Kraus emphasized that his plan doesn’t go as far as the one passed last year in Kansas, which cut income taxes without raising its sales taxes and now faces a projected budget shortfall of around $200 million for the fiscal year beginning in July. But he said his bill could make Missouri more competitive with its neighbor.
“I’m trying to stop the bleeding. I’m trying to stop the businesses from fleeing into Kansas,” Kraus said.
He proclaimed the plan “fiscally sound,” predicting it would “create an economic engine in our state” that would generate enough new tax revenues to make up for the losses.
But some Democrats warned that the tax cuts could wreak havoc on Missouri’s budget, making it even more difficult for the state to provide money to its already underfunded public schools. Senate Minority Leader Jolie Justus, D-Kansas City, was among those who called the plan “irresponsible.”
“What good are all these businesses going to be if we have a bunch of uneducated, unhealthy citizens?” Justus said during Senate debate.
Sen. Jason Holsman, D-Kansas City, suggested Missouri should wait to see the effect of the Kansas tax cuts.
“It may turn out that Kansas decides it wasn’t such a good fiscal policy to decimate their revenue,” Holsman said.

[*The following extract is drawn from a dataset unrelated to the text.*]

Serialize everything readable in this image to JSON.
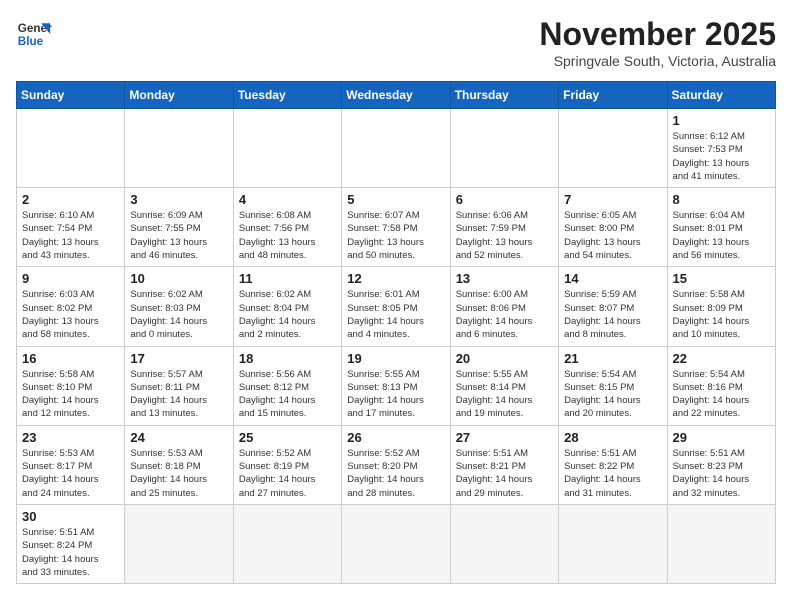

The recently enacted Kansas law reduced individual income taxes, increased standard deductions and exempted the owners of 191,000 partnerships, sole proprietorships and other businesses from income taxes. As a result of the ensuing budget gap, Kansas Gov. Sam Brownback has proposed to generate state revenues by eliminating income tax deductions for the mortgage interest and property taxes paid by homeowners. He also wants to cancel the scheduled expiration of a temporary sales tax increase.

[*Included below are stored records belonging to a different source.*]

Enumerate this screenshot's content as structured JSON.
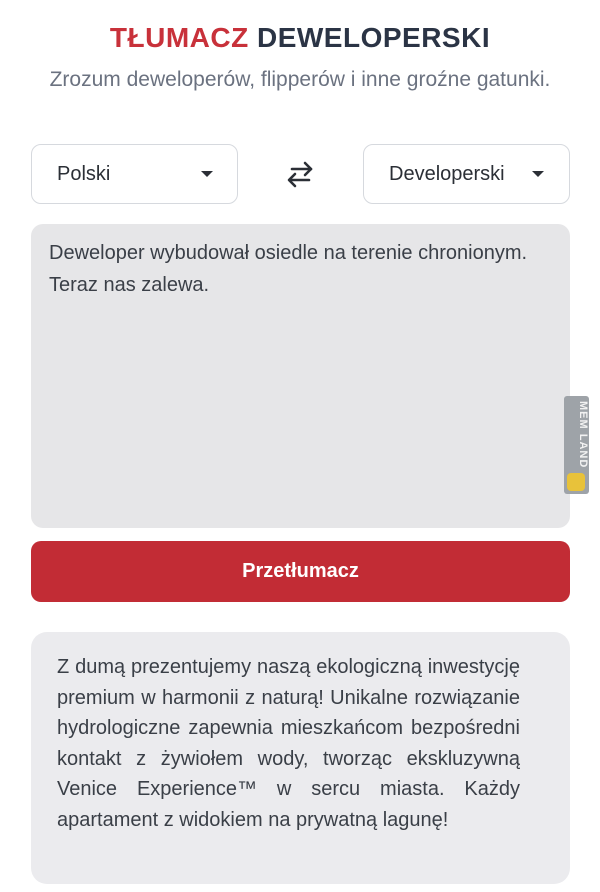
{
  "header": {
    "title_accent": "TŁUMACZ",
    "title_rest": "DEWELOPERSKI",
    "subtitle": "Zrozum deweloperów, flipperów i inne groźne gatunki."
  },
  "source_language": {
    "selected": "Polski"
  },
  "target_language": {
    "selected": "Developerski"
  },
  "swap_icon": "swap-arrows-icon",
  "input": {
    "value": "Deweloper wybudował osiedle na terenie chronionym. Teraz nas zalewa."
  },
  "translate_button": {
    "label": "Przetłumacz"
  },
  "output": {
    "text": "Z dumą prezentujemy naszą ekologiczną inwestycję premium w harmonii z naturą! Unikalne rozwiązanie hydrologiczne zapewnia mieszkańcom bezpośredni kontakt z żywiołem wody, tworząc ekskluzywną Venice Experience™ w sercu miasta. Każdy apartament z widokiem na prywatną lagunę!"
  },
  "watermark": {
    "text": "MEM LAND"
  },
  "colors": {
    "accent": "#c8313a",
    "button": "#c22c35",
    "title": "#2b3445",
    "input_bg": "#e6e6e8",
    "output_bg": "#ebebee"
  }
}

If Missouri cuts its income taxes and revenues take a nose dive, lawmakers wanting to reverse course would have to seek voter approval to raise the taxes because of provisions in the state constitution, Holsman said.
Kraus, who is chairman of the Senate Ways and Means Committee, had brought a plan to the Senate floor last week that included income tax reductions only for businesses and for residents with income above $7,000 annually. He said he added the additional income tax deduction for lower-income residents at the request of Sen. Maria Chappelle-Nadal, D-St. Louis. He added the sales tax provisions in an attempt to bring down the amount of lost state revenues.
During debate Wednesday, the Senate also accepted an amendment by Sen. Scott Sifton, D-St. Louis, that pared back Kraus’ original plan to cut income taxes by a full percentage point and added an additional tax break that Sifton said would primarily benefit small businesses. Kraus supported the amendment.